Use case 6: Crack password hashes, using a specific hash format
Code:
john --format=md5crypt path/to/hashes.txt
Motivation: Selecting a specific hash format is necessary when dealing with systems that utilize diverse encryption standards. By explicitly declaring the format, users avoid compatibility issues and ensure John the Ripper efficiently performs the crack.
Explanation:
john
: Invokes John the Ripper software.--format=md5crypt
: This option specifies the exact hashing algorithm format to be used, which optimizes the cracking process.path/to/hashes.txt
: File path where the relevant password hashes are saved.
Example Output:
Loaded 5 password hashes with no different salts (md5crypt [MD5 32/64])
Press 'q' or Ctrl-C to abort, almost any other key for status
password123 (user7)
welcome2023 (user8)
Use case 7: Crack password hashes, enabling word mangling rules
Code:
john --rules path/to/hashes.txt
Motivation: Word mangling significantly enhances the ability of John the Ripper to crack complex passwords by altering base words according to a set of predefined rules.

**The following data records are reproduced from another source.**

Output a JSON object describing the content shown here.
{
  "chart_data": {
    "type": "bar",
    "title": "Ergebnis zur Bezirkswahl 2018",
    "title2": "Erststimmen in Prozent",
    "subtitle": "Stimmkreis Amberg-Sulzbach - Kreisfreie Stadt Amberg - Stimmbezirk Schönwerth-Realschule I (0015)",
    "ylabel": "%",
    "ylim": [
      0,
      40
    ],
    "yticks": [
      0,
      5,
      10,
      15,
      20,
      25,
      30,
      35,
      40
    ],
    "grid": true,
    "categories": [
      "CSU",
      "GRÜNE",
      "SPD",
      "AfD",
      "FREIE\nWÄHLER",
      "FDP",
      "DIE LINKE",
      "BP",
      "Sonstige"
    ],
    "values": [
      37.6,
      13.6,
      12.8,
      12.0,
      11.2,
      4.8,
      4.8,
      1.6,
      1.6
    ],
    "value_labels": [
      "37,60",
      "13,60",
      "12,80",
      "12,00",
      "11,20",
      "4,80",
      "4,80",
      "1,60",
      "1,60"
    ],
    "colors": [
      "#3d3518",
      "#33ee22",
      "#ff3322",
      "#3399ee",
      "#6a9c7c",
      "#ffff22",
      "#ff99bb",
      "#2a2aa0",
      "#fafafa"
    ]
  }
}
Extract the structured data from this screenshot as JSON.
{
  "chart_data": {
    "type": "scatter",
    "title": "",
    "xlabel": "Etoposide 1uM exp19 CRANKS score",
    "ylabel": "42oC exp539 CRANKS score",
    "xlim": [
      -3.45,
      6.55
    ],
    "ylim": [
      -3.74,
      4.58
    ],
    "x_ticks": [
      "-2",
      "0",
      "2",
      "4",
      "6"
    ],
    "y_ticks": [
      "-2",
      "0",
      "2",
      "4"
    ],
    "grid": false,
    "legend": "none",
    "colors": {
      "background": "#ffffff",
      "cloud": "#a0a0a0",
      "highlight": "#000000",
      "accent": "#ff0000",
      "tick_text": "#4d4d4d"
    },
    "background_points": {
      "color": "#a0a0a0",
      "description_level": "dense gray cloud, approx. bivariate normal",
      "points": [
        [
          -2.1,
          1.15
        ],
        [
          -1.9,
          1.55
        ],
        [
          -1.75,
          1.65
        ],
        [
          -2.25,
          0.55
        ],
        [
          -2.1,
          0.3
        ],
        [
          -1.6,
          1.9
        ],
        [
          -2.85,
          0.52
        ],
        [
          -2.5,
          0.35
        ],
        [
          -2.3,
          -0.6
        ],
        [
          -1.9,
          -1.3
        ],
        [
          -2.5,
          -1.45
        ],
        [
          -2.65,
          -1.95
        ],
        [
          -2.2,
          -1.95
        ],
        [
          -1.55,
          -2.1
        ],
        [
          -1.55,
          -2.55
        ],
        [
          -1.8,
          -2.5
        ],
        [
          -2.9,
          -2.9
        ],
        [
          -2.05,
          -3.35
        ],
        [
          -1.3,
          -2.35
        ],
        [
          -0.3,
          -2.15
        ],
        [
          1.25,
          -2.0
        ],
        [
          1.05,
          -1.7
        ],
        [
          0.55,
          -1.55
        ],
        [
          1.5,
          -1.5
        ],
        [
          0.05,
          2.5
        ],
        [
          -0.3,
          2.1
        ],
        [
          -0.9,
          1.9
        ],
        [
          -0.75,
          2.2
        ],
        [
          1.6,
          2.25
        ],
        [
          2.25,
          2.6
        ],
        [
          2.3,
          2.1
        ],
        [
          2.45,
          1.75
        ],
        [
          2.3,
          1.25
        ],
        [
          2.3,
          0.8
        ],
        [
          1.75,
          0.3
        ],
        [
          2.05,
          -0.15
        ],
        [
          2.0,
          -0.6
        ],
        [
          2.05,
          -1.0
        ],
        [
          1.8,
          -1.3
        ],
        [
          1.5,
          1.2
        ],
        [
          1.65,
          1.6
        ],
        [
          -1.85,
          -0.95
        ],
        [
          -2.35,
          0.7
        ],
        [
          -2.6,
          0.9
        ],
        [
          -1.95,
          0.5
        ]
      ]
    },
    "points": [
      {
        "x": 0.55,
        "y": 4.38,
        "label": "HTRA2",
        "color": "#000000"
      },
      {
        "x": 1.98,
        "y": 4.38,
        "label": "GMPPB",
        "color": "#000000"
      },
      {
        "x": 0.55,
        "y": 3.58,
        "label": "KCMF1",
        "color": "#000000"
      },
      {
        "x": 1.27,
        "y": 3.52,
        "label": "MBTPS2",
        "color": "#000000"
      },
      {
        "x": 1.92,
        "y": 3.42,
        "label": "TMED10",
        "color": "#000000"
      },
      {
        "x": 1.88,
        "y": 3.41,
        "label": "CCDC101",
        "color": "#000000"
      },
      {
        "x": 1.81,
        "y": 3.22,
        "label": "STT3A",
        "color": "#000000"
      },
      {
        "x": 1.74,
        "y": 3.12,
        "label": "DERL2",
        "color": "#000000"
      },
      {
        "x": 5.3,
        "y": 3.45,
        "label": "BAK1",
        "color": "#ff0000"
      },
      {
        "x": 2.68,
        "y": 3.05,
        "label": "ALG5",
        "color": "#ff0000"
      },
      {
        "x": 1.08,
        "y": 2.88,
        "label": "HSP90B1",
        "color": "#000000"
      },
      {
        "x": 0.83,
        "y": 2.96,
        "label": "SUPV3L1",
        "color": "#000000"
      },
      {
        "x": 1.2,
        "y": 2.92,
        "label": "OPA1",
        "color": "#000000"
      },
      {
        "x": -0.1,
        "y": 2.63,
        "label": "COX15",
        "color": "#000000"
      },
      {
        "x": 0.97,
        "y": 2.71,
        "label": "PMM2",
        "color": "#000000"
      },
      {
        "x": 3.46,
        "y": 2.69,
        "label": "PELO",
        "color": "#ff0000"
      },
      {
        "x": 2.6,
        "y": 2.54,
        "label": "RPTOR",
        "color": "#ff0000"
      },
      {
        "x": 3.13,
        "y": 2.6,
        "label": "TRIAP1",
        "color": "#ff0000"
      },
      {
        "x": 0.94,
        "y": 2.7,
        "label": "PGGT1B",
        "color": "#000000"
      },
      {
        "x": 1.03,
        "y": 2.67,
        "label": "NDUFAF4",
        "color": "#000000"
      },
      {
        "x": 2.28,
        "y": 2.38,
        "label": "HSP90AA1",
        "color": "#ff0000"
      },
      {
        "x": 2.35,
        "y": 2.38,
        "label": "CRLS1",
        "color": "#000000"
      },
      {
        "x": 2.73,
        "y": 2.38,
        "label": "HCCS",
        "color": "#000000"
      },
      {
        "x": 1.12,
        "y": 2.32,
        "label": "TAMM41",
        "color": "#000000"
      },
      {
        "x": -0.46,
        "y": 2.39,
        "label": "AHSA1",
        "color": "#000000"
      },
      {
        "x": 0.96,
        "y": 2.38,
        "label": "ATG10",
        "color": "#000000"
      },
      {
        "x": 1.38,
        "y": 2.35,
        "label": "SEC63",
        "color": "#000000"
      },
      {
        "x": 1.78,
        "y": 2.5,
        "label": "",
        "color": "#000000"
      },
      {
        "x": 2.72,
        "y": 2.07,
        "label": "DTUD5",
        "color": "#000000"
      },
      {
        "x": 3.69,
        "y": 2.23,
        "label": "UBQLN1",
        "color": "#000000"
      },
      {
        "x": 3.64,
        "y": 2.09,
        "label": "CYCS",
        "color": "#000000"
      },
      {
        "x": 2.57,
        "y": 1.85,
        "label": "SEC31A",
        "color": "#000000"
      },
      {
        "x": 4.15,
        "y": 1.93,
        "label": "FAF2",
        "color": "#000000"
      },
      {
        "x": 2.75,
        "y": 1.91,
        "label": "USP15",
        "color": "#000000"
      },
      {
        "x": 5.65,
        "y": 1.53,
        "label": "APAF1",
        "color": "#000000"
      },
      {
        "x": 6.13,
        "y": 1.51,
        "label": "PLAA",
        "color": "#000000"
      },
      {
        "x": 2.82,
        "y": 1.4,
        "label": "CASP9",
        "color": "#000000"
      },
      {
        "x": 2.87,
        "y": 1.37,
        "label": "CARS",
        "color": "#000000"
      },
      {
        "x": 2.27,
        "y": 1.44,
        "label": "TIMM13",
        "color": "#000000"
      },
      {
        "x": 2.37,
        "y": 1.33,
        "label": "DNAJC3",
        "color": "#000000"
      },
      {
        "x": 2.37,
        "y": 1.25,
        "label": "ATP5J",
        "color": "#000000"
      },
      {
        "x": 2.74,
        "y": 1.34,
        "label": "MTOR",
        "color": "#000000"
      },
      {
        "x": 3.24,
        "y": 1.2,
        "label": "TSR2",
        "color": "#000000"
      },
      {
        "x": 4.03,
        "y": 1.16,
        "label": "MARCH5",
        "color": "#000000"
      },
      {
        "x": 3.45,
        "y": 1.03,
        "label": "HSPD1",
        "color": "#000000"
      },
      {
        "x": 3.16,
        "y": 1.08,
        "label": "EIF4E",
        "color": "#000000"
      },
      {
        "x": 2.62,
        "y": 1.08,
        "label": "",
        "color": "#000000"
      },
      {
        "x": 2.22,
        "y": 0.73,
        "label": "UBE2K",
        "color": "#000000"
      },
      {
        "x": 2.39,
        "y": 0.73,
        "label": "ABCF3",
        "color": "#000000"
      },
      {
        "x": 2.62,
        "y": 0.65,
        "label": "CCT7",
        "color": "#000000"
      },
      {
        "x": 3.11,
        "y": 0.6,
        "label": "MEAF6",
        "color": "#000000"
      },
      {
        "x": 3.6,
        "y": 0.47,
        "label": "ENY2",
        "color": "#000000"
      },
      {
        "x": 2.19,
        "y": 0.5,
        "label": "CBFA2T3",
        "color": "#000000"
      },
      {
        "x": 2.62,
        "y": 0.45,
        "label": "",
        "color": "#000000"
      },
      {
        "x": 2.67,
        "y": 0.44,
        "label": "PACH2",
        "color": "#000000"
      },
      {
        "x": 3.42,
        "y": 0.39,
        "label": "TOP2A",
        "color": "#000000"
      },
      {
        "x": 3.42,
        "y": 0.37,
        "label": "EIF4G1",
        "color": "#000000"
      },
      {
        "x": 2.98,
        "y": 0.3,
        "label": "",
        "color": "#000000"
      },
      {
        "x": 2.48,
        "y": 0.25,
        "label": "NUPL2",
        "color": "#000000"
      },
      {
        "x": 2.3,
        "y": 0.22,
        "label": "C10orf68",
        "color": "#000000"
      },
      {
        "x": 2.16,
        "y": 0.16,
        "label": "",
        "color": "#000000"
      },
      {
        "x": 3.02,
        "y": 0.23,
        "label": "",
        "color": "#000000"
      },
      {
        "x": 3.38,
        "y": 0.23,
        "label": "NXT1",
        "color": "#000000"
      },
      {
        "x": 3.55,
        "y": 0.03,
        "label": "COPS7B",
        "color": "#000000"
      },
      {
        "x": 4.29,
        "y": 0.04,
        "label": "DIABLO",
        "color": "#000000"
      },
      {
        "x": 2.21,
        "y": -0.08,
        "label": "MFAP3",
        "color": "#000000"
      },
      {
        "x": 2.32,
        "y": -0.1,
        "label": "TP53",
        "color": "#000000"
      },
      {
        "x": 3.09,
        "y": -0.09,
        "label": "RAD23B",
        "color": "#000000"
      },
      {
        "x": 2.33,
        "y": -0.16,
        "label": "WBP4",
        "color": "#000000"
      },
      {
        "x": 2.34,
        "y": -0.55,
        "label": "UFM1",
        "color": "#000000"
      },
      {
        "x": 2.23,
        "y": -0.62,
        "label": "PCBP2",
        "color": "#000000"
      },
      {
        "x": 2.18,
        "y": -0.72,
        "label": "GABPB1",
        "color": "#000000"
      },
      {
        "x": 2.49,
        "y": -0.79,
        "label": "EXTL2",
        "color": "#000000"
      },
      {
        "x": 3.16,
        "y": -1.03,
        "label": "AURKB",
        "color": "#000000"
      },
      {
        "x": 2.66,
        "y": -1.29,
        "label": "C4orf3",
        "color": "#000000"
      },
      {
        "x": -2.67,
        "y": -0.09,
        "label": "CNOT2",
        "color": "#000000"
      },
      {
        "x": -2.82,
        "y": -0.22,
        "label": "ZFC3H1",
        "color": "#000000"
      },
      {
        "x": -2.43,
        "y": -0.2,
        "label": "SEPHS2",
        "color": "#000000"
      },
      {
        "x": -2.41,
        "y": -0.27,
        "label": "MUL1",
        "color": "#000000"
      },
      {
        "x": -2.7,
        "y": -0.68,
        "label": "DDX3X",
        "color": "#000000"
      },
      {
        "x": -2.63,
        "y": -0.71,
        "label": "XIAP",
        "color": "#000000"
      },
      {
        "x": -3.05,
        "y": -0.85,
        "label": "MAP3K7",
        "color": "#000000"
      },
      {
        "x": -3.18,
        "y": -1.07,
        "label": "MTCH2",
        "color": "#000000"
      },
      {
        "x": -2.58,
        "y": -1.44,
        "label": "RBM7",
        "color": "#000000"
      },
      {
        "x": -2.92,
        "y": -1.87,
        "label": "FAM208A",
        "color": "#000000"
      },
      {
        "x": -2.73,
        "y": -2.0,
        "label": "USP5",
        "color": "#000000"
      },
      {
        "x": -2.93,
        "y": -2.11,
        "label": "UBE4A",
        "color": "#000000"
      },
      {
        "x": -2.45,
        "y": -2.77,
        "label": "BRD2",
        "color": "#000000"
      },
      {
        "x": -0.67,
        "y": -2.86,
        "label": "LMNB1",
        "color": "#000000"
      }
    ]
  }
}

This expands the scope of guessable passwords beyond what’s provided in wordlists alone.
Explanation:
john
: Calls the password-cracking utility.--rules
: Enables word mangling, which generates new password guesses based on transformations applied to the initial wordlist.path/to/hashes.txt
: Points to the file containing password hashes for cracking.
Example Output:
Loaded 10 password hashes with no different salts (descrypt [32/64])
Press 'q' or Ctrl-C to abort, almost any other key for status
P@ssw0rd (user4)
Admin2023 (user9)
Use case 8: Restore an interrupted cracking session from a state file
Code:
john --restore=path/to/mycrack.rec
Motivation: Complex password cracking operations may require extended times to complete. Interruptions due to software updates, user interferences, or power failures could halt sessions. John the Ripper allows you to save current sessions and restore them without losing progress, ensuring long-term operations resume efficiently.
Explanation:
john
: The command-line password-cracking mechanism used.--restore=path/to/mycrack.rec
: Instructs John to resume a previously saved session, using the recorded state file that captures its last position before interruption.
Example Output:
Session aborted, resuming session from state file mycrack.rec
...
Conclusion:
John the Ripper stands out as a robust tool for cracking password hashes, catering to a variety of scenarios from quick crack attempts to detailed security audits involving custom wordlists or rules. Each example highlights its capability for enhancing password security audits, educating both users and administrators on reinforcing their password policies and practices.